Events

European Union Enlargement: Economic and Financial Implications for the United States

June 24, 2003 // 12:00pm1:00pm

European Union Enlargement: Economic and Financial Implications for the United States
June 24, 2003

Staff-prepared summary of the East European Studies discussion with Keith Crane, Senior Economist, RAND Corporation

Since the adoption of the Agenda 2000 in 1997, Europe has been abuzz with debates on the pros and cons of EU enlargement. On this side of the Atlantic, discussions of EU enlargement have often been conflated with – if not completely overshadowed by – debates on NATO enlargement, in which the US has a far greater role. When EU enlargement is directly addressed in this country, analysts tend either to roll their eyes at the unnerving complexity and improbability of enlargement, or to describe an ominous enlarged EU that, with 25 members, will create the largest market in the world.

In this mix, Keith Crane's straightforward assessment of the economic and financial consequences of EU enlargement is a breath of fresh air.
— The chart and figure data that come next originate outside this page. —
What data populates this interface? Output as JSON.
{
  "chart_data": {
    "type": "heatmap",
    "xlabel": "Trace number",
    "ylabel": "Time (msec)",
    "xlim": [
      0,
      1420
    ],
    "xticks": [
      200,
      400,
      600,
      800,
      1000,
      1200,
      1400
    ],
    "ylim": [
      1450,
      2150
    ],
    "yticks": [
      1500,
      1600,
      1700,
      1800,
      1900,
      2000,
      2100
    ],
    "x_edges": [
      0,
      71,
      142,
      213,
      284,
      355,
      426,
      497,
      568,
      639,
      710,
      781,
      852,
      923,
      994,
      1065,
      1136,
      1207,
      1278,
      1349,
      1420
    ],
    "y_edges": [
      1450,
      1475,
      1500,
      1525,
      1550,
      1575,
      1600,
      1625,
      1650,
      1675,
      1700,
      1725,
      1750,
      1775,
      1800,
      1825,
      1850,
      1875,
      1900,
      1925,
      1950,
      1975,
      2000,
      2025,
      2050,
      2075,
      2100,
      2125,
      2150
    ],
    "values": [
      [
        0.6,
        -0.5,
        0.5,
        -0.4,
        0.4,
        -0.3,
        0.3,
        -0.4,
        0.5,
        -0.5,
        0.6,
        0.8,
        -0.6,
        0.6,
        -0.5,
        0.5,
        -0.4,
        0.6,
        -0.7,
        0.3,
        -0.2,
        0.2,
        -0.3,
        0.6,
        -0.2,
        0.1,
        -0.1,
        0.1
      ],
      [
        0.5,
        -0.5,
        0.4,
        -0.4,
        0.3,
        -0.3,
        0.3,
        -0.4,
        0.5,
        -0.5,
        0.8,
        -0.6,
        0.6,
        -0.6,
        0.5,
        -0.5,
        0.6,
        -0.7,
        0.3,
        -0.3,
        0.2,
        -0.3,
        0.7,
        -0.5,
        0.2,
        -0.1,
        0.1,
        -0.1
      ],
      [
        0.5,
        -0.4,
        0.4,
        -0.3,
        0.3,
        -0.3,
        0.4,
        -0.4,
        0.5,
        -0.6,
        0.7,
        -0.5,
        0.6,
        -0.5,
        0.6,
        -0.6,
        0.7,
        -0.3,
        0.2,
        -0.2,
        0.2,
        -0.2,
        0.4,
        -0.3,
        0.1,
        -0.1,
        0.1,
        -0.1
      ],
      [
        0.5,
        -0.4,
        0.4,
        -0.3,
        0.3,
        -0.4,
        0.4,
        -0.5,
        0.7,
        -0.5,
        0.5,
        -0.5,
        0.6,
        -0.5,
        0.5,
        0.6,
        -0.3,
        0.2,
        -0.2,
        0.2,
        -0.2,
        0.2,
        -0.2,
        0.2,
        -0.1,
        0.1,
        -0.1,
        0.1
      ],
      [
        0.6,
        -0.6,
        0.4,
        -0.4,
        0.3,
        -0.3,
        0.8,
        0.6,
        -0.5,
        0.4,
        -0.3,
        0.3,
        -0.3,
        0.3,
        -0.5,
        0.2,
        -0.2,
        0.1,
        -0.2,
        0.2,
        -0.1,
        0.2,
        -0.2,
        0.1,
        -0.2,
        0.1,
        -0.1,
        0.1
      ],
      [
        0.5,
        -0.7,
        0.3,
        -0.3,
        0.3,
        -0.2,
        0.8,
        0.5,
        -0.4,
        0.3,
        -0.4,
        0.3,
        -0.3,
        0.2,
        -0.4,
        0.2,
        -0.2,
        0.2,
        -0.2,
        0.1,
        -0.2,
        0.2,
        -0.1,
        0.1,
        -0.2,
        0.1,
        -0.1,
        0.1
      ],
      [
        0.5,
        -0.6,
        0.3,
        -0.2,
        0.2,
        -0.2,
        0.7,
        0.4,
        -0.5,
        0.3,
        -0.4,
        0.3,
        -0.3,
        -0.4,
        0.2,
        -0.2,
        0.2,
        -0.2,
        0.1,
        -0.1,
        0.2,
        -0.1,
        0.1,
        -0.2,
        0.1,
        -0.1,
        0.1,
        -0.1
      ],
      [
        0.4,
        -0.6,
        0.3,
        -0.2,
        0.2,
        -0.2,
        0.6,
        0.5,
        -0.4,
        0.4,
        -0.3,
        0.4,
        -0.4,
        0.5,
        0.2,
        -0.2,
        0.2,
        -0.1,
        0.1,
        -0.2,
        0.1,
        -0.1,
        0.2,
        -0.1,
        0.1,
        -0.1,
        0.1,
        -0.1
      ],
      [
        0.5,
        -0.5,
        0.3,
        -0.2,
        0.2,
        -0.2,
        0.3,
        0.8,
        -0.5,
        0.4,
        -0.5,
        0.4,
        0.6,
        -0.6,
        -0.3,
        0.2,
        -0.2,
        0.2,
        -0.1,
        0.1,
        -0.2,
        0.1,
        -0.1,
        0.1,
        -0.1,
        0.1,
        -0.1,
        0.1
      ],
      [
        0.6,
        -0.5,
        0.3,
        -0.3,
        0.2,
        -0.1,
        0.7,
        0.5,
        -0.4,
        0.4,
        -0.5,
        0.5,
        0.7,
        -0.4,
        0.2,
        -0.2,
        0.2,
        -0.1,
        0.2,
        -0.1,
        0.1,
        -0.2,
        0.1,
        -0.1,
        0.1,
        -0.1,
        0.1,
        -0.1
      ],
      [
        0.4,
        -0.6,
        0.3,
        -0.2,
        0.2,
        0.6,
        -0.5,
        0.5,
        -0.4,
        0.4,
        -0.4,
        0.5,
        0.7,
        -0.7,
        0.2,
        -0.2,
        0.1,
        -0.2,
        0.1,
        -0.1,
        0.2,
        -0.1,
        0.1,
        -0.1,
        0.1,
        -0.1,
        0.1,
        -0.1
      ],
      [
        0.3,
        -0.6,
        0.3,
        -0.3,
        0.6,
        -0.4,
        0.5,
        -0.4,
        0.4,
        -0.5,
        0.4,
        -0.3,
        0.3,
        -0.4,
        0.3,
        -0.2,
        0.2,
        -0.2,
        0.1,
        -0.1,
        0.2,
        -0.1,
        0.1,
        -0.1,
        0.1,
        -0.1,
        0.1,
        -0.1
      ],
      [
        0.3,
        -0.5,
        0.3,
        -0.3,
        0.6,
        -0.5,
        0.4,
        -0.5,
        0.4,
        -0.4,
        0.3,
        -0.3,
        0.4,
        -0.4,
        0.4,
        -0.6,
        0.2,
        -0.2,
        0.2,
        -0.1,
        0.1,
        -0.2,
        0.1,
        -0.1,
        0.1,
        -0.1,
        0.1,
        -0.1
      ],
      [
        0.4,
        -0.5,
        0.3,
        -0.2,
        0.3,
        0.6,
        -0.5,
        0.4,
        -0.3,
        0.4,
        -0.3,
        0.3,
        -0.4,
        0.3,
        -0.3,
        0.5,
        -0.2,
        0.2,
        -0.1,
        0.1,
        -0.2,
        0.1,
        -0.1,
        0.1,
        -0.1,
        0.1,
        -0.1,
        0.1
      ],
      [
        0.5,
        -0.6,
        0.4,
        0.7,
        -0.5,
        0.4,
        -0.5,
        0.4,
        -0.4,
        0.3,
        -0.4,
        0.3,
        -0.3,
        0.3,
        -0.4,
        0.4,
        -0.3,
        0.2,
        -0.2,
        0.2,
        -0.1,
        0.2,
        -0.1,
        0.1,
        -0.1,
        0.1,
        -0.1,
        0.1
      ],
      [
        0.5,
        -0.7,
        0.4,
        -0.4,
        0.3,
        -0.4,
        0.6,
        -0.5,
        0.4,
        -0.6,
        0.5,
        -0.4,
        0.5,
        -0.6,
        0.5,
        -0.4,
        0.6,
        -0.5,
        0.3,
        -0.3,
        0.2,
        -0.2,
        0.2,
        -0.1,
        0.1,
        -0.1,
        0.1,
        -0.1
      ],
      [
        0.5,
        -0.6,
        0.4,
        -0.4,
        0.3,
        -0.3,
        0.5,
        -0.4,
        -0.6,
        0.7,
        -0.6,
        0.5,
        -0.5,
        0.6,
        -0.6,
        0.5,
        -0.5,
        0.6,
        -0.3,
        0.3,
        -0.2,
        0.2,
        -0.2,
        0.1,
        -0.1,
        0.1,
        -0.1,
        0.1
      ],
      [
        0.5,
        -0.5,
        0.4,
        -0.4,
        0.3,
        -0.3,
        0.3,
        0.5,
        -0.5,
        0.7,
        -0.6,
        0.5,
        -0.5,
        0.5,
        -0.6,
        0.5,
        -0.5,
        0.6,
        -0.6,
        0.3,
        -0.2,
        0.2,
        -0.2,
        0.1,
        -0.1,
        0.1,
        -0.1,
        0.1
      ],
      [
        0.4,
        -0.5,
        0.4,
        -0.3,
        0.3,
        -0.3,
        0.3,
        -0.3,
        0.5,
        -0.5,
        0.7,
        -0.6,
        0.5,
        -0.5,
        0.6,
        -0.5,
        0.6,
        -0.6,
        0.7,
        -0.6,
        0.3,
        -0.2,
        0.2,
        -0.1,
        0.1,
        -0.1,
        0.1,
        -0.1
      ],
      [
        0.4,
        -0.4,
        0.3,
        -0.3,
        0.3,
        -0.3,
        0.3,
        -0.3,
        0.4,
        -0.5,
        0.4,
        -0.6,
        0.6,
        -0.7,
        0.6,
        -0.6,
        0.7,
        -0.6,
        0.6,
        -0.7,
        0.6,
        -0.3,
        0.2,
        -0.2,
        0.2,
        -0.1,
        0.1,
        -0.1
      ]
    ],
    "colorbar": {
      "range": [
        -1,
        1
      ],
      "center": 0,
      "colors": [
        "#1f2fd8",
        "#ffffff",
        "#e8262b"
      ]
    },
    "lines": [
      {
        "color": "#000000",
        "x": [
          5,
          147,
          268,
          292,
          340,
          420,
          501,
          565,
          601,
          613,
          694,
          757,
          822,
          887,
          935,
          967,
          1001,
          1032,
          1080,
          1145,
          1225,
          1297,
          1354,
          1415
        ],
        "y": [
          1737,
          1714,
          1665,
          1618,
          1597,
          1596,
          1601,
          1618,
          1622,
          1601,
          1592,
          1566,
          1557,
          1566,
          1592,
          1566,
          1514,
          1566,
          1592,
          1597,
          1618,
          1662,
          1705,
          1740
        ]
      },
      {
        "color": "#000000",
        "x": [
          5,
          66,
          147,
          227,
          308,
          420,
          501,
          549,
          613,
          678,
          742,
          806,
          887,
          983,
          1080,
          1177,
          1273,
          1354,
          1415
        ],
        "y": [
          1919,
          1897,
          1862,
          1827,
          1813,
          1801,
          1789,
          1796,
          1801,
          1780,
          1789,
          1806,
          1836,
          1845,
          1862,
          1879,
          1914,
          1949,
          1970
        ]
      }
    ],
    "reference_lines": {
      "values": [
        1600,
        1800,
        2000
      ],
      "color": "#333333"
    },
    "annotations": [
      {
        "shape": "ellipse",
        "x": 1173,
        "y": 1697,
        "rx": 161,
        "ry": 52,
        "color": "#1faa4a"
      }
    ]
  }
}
By focusing attention on the positive aspects of enlargement not only for the EU member states and accession countries but also for the US we are reminded that as Americans we too have a stake in this monumental European transformation.

On May 1, 2004, eight countries from Central and Eastern Europe (the Czech Republic, Estonia, Hungary, Latvia, Lithuania, Poland, Slovakia and Slovenia) will become members of the EU. When this happens, the EU will bond itself to a group of dynamic, rapid-growth economies, which could have a very positive impact on the more static markets in the West. For acceding countries, EU membership will mean access to much-needed structural funds and visa-free travel to countries (such as the UK) that will invite free movement of labor immediately upon accession.

As the strict regulations of the acquis communautaire and Euro-zone standards are implemented in East Europe, the US will no longer have to micro-negotiate product standards with individual countries in the region, and there will be an immediate net decrease in tariff rates. US corporations, particularly pharmaceuticals, will appreciate the higher protection offered by the EU to intellectual property rights. Enlargement will also mean that the irritants in the EU-US trade relationship will be carried over to the acceding countries. These irritations include the controversy surrounding Genetically Modified Foods and Organisms, the Common Agricultural Policy subsidies, restrictions on US-produced television and entertainment, and the responsibility of manufacturers to recycle automobiles and electronic equipment.

Questions remain on where the EU is going in the long term. Accession negotiations will continue with Bulgaria, Romania, and Turkey, and a formal pre-accession process has been initiated with the Western Balkan countries. As of yet, no clear limits have been placed on the EU's enlargement potential. Crane argued that this boundary ought to be drawn in the near future.